Şeytan yavaş yavaş girmeye başladı kanıma. Aman öyle bir şey başladı ki ben de Mumuksuz yaşayamıyorum. İşe geliyorum Mumuk için. Anneme dedim ben bi kedi daha alacağım. Tamam al Ankara'ya istiyoruz biz de. Sonra veterinerden aldım pire damlasını sürdüm. 3 gün sonra da evdeki taşıma kabını unuttuğum için komşulardan aldığım bir taşıma kabı ile doğu veterinerimize gittik. 4 gün orada kaldı. Sonra geçen Pazartesi aldım eve getirdim. Tabii Yumuk ne oluyoruz oldu. Hırlama tıslama derken. Ben kafayı yemece nasıl alışacaklar? Ne olacak? O sırada abim de evde. Kuzenler çocuklarını bana bıraktı bir gün. Ben sıkıntıdan ağzımda aft çıkardım. Yeni geçti aftım. Şimdi Yumuk'la Mumuk birbirlerine pati atarak koşturuyorlar evde. Gece gelip beni uyandırıyorlar. Bana bağımlılıkları sürüyor. Yumuk nasıl ısıran hoplayan zıplayan bir kediyse. Mumuk ise ısırmayan söz dinleyen acayip bir kedi. Yumuk öyle deli bir kedi ki her kedi böyle sanıyordum. İnadım inat kıçım iki kanat bir tip.
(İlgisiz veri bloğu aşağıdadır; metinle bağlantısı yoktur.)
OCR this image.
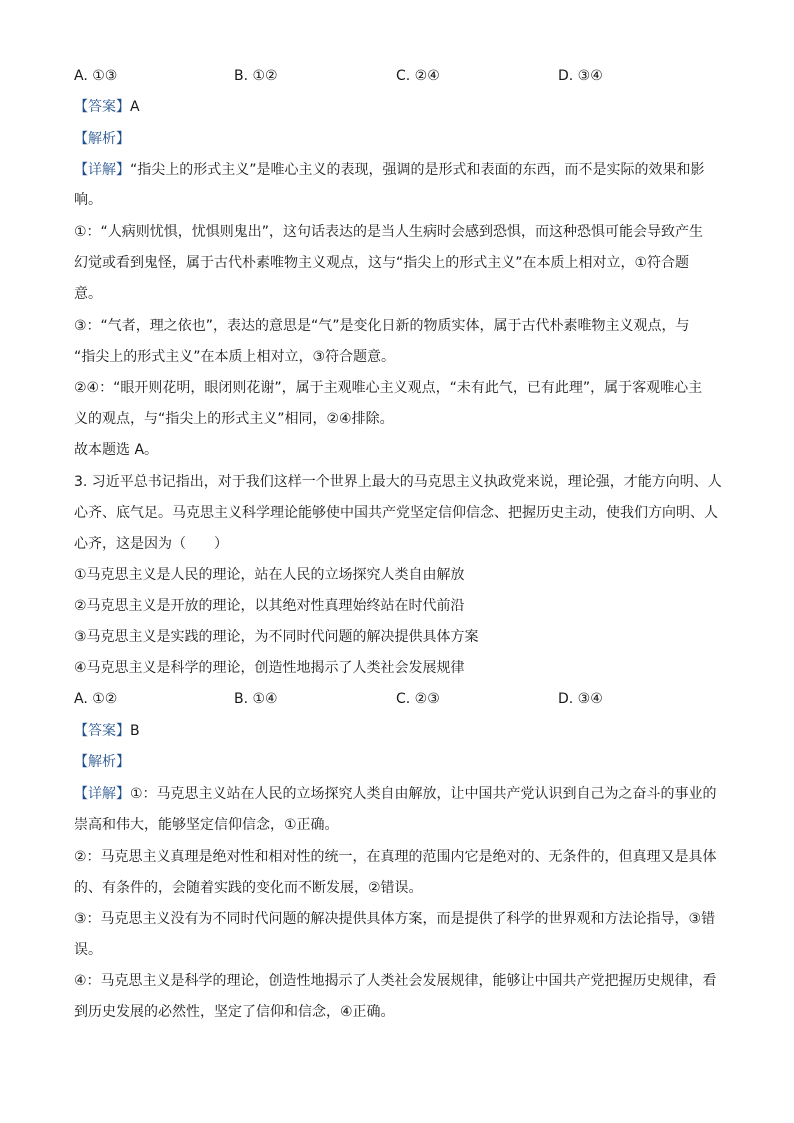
A. ①③	B. ①②	C. ②④	D. ③④
【答案】A
【解析】
【详解】“指尖上的形式主义”是唯心主义的表现，强调的是形式和表面的东西，而不是实际的效果和影
响。
①：“人病则忧惧，忧惧则鬼出”，这句话表达的是当人生病时会感到恐惧，而这种恐惧可能会导致产生
幻觉或看到鬼怪，属于古代朴素唯物主义观点，这与“指尖上的形式主义”在本质上相对立，①符合题
意。
③：“气者，理之依也”，表达的意思是“气”是变化日新的物质实体，属于古代朴素唯物主义观点，与
“指尖上的形式主义”在本质上相对立，③符合题意。
②④：“眼开则花明，眼闭则花谢”，属于主观唯心主义观点，“未有此气，已有此理”，属于客观唯心主
义的观点，与“指尖上的形式主义”相同，②④排除。
故本题选 A。
3. 习近平总书记指出，对于我们这样一个世界上最大的马克思主义执政党来说，理论强，才能方向明、人
心齐、底气足。马克思主义科学理论能够使中国共产党坚定信仰信念、把握历史主动，使我们方向明、人
心齐，这是因为（　　）
①马克思主义是人民的理论，站在人民的立场探究人类自由解放
②马克思主义是开放的理论，以其绝对性真理始终站在时代前沿
③马克思主义是实践的理论，为不同时代问题的解决提供具体方案
④马克思主义是科学的理论，创造性地揭示了人类社会发展规律
A. ①②	B. ①④	C. ②③	D. ③④
【答案】B
【解析】
【详解】①：马克思主义站在人民的立场探究人类自由解放，让中国共产党认识到自己为之奋斗的事业的
崇高和伟大，能够坚定信仰信念，①正确。
②：马克思主义真理是绝对性和相对性的统一，在真理的范围内它是绝对的、无条件的，但真理又是具体
的、有条件的，会随着实践的变化而不断发展，②错误。
③：马克思主义没有为不同时代问题的解决提供具体方案，而是提供了科学的世界观和方法论指导，③错
误。
④：马克思主义是科学的理论，创造性地揭示了人类社会发展规律，能够让中国共产党把握历史规律，看
到历史发展的必然性，坚定了信仰和信念，④正确。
Bir yere çıkıyor ben indiriyorum o çıkıyor ben indiriyorum bunu 20 kere filan tekrarlıyoruz. Kafayı yiyorum ben. Mumuk ise bir kere indirdikten sonra çıkmıyor. Hatta Yumuk'un çıktığı yerlere çıkmayı beceremiyor bile. Sanki sokakta büyüyen o değil de Yumuk.

Velhasılıkelam ben Mumuk'u Ankara'ya göndermek istememeye başladım. Nasıl olacak da olacak hiç bilmiyorum. Hayat bir sitcom gibi sürüyor.


Perşembeye İspanya'dan bir arkadaşım geliyor. Abim Bodrum'dan dönüyor. Daimi sirk benim ev.

2 yorum:

cinar dedi ki...

ohoo abicin de Madrid'de mi yaşıyor sende mi yaşıyor anlamadım ben :) İki yazından birinde abim bende diyorsun yafu. Nasıl oluyor bu iş? :))

Mumuk mu? Ay ilahi. Madem o daha uslu, Yumuk'u gönder sen Ankara'ya. Onunla yıldızımız barışmamıştı zaten :p Şaka tabi de, Mumuk varken gelebilirim ben :))

Sitcomunu yirim ben senin :))

cakiltasi dedi ki...

hehe çınarım temmuz'da bir düğüne gelmişti şimdi de okulları tatil ağustos 19'a kadar burada. gerçi burada ama gördüğüm yok. otel gibi gidiyor geliyor:)

ama yumuk ilk göz ağrım deli dolu ama aşkımız devam. içim el vermez göndermeye. bakalım ne olacak sonumuz hehe.